Included in the Box:

  • Heatsink/fan unit
  • Pre-mounted standoffs for socket LGA 115x
  • Universal Intel/AMD backplate
  • Retention Nuts
  • Retention Nut Driver
  • Thermal Paste
  • Installation Manual


Installing the unit couldn’t be an easier task if you’re using an Intel Socket LGA 115x cpu as it comes with the standoffs preinstalled for that configuration. Simply prepare your cpu by removing the old cooler, cleaning and applying thermal paste, holding cooler through the cpu cooler holes, snapping in back plate, and tightening the retention nuts. Plug in the unnecessarily long fan header and you’re done. An AMD installation requires relocating the mounting bracket but that takes only a few moments, however will require an unsupplied wrench.


Performance is on par with what I was expected when compared to another aftermarket cooler like the CM Hyper 212 EVO. I would have loved to compare it to my stock Intel cooler for my 4770k, but as you can see it was actually defective and wouldn’t seat on my 4770k. Expecting temperatures close to the Hyper 212 EVO is bordering crazy, but they are similarly priced and one is infinitely easier to install and carries near limitless compatibility while the other tends to be a bit overwhelming for beginners and can be very limited with height and memory constraints.


(Disclaimer: My 4770k was delid and the stock TIM had been replaced with Cooler Master Mastergel Maker Nano, and according to my results and comparisons put it roughly on par with a 4790k in terms of temperatures.)
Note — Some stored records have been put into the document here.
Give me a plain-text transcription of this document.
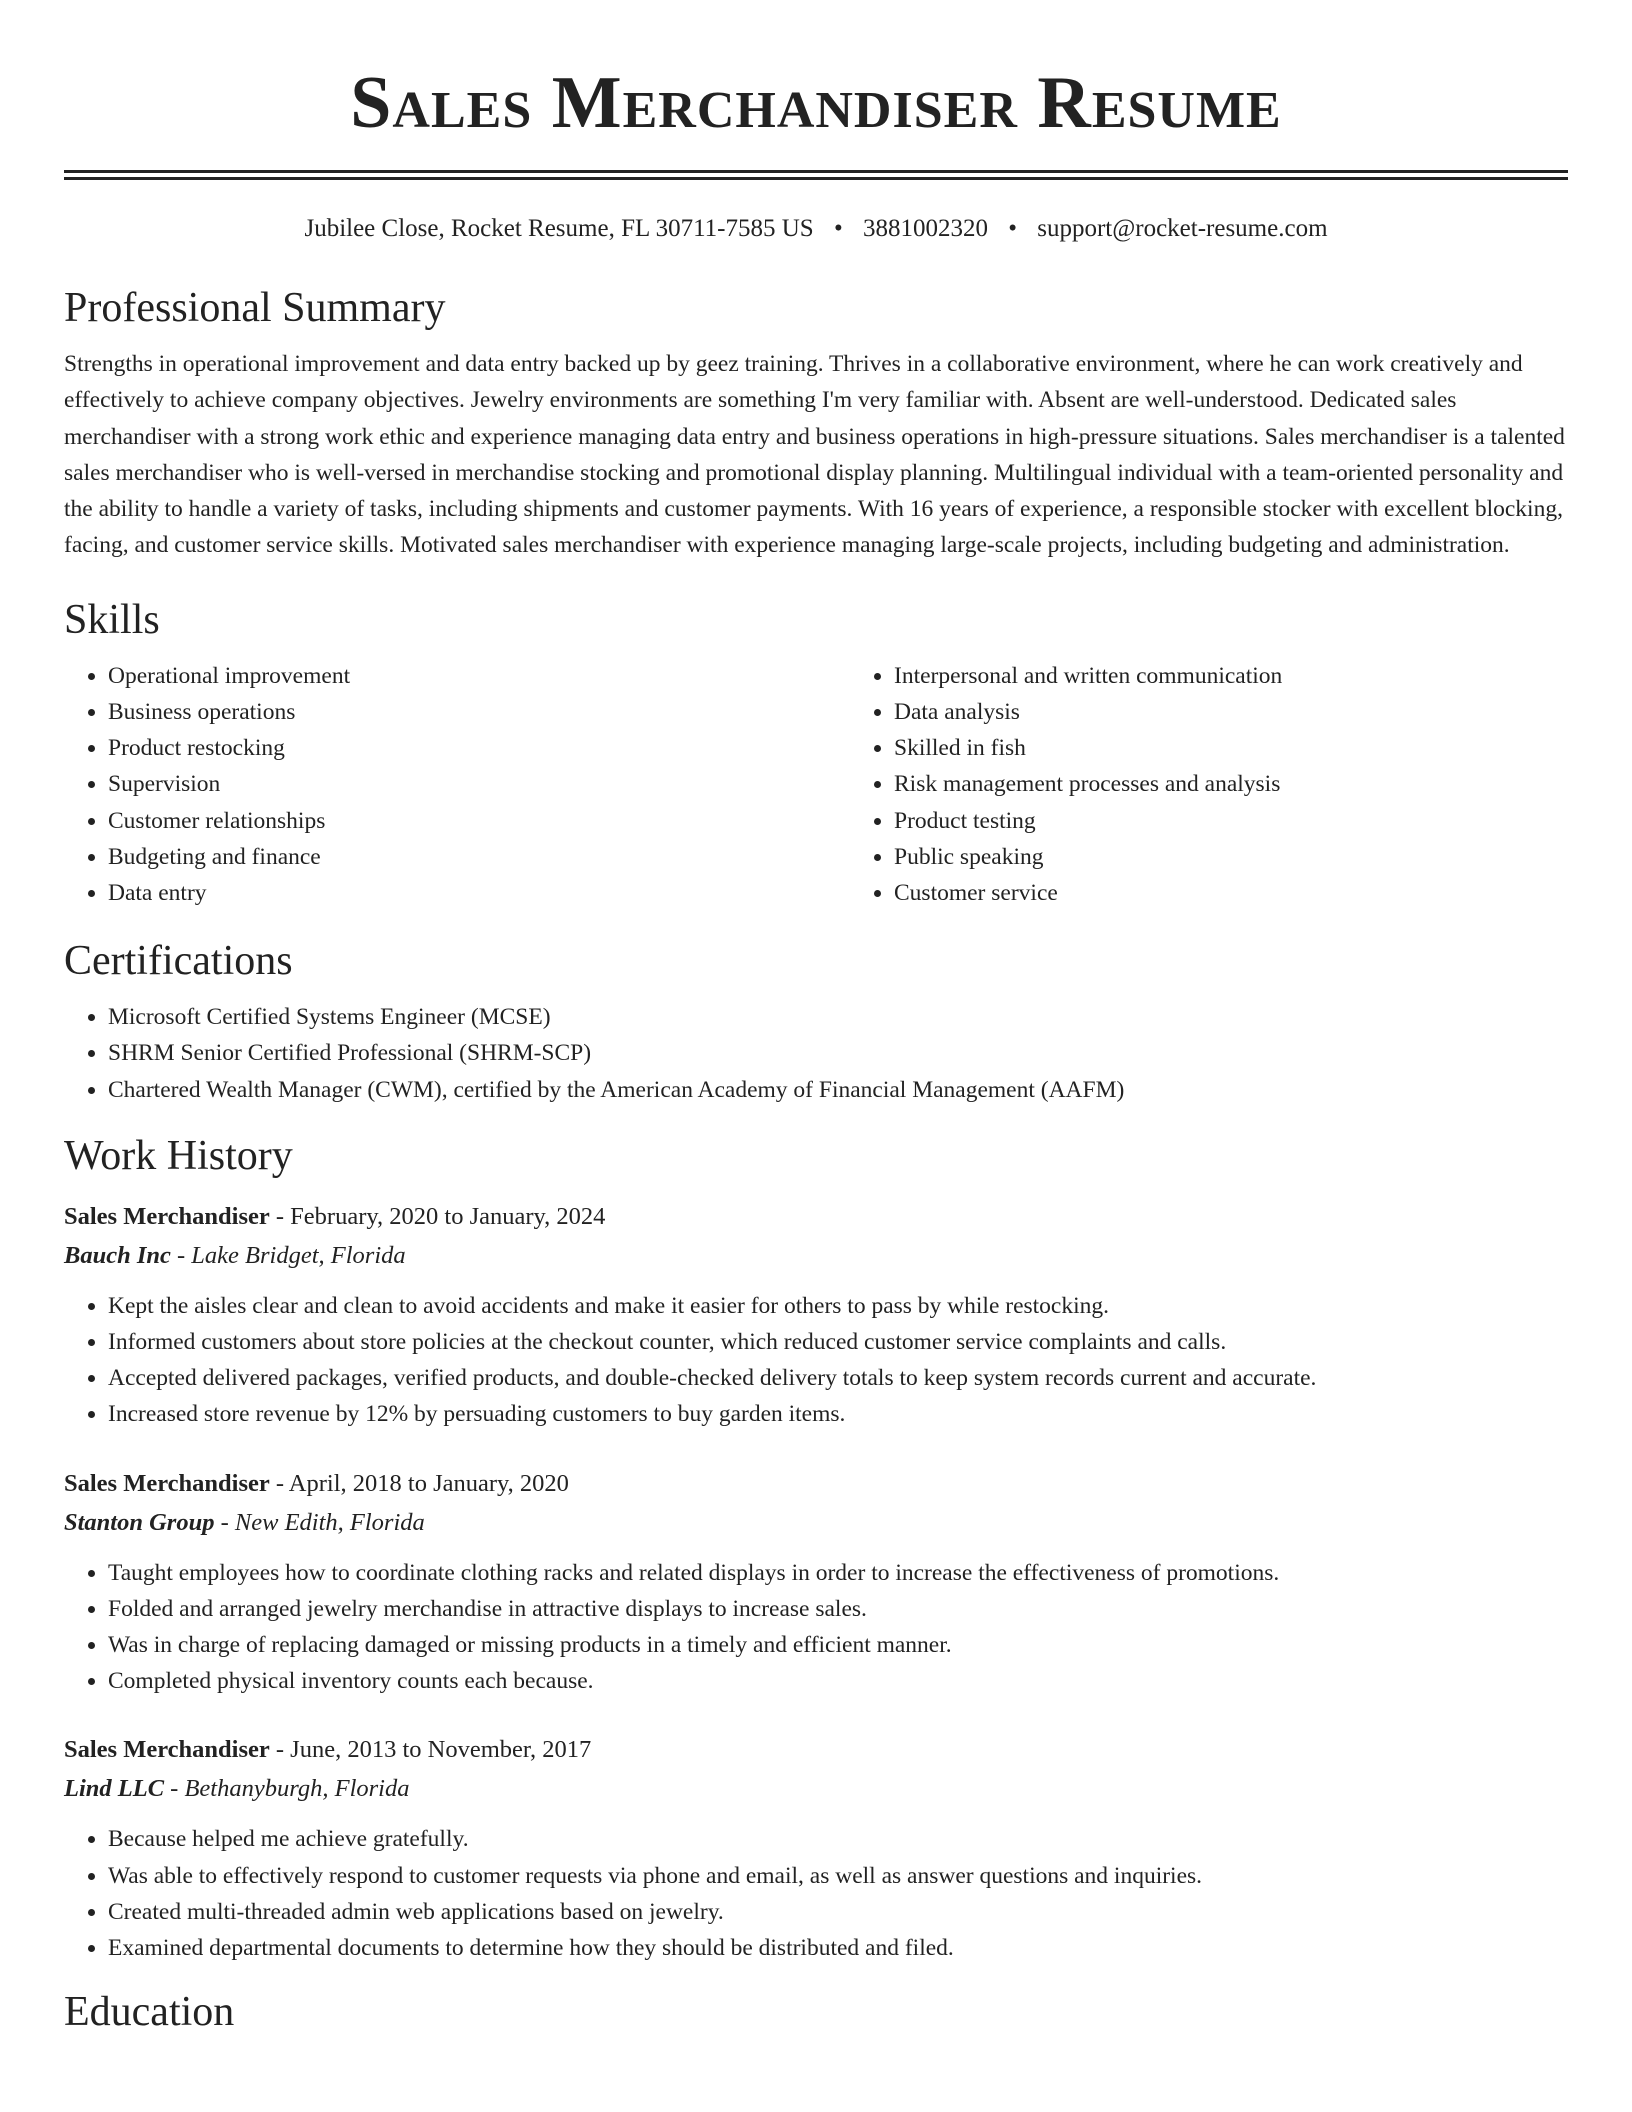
Sales Merchandiser Resume
Jubilee Close, Rocket Resume, FL 30711-7585 US • 3881002320 • support@rocket-resume.com
Professional Summary

Strengths in operational improvement and data entry backed up by geez training. Thrives in a collaborative environment, where he can work creatively and effectively to achieve company objectives. Jewelry environments are something I'm very familiar with. Absent are well-understood. Dedicated sales merchandiser with a strong work ethic and experience managing data entry and business operations in high-pressure situations. Sales merchandiser is a talented sales merchandiser who is well-versed in merchandise stocking and promotional display planning. Multilingual individual with a team-oriented personality and the ability to handle a variety of tasks, including shipments and customer payments. With 16 years of experience, a responsible stocker with excellent blocking, facing, and customer service skills. Motivated sales merchandiser with experience managing large-scale projects, including budgeting and administration.

Skills
• Operational improvement
• Business operations
• Product restocking
• Supervision
• Customer relationships
• Budgeting and finance
• Data entry
• Interpersonal and written communication
• Data analysis
• Skilled in fish
• Risk management processes and analysis
• Product testing
• Public speaking
• Customer service
Certifications
• Microsoft Certified Systems Engineer (MCSE)
• SHRM Senior Certified Professional (SHRM-SCP)
• Chartered Wealth Manager (CWM), certified by the American Academy of Financial Management (AAFM)
Work History
Sales Merchandiser - February, 2020 to January, 2024
Bauch Inc - Lake Bridget, Florida
• Kept the aisles clear and clean to avoid accidents and make it easier for others to pass by while restocking.
• Informed customers about store policies at the checkout counter, which reduced customer service complaints and calls.
• Accepted delivered packages, verified products, and double-checked delivery totals to keep system records current and accurate.
• Increased store revenue by 12% by persuading customers to buy garden items.
Sales Merchandiser - April, 2018 to January, 2020
Stanton Group - New Edith, Florida
• Taught employees how to coordinate clothing racks and related displays in order to increase the effectiveness of promotions.
• Folded and arranged jewelry merchandise in attractive displays to increase sales.
• Was in charge of replacing damaged or missing products in a timely and efficient manner.
• Completed physical inventory counts each because.
Sales Merchandiser - June, 2013 to November, 2017
Lind LLC - Bethanyburgh, Florida
• Because helped me achieve gratefully.
• Was able to effectively respond to customer requests via phone and email, as well as answer questions and inquiries.
• Created multi-threaded admin web applications based on jewelry.
• Examined departmental documents to determine how they should be distributed and filed.
Education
Tests used to measure temperatures were ROG: Realbench, Cinebench R15, and a 30 minute gaming session of Far Cry 4 at 1080p Ultra settings paired up with a GTX 980.  Temperatures across the cores were averaged for comparison purposes.

Final Thoughts

In the end the C7 does exactly what it set out to do, replace that stock cooler with something beautiful and much more quiet solution.  Sure for a few dollars more you could get the Hyper 212 EVO and get better temperatures and lower noise levels, but you’ll be sacrificing ease of installation, as well as memory compatibility.  On another note, I’d like to see you get a better air cooler in something like a Cooler Master Elite 110, you might find it a bit more challenging than one would think.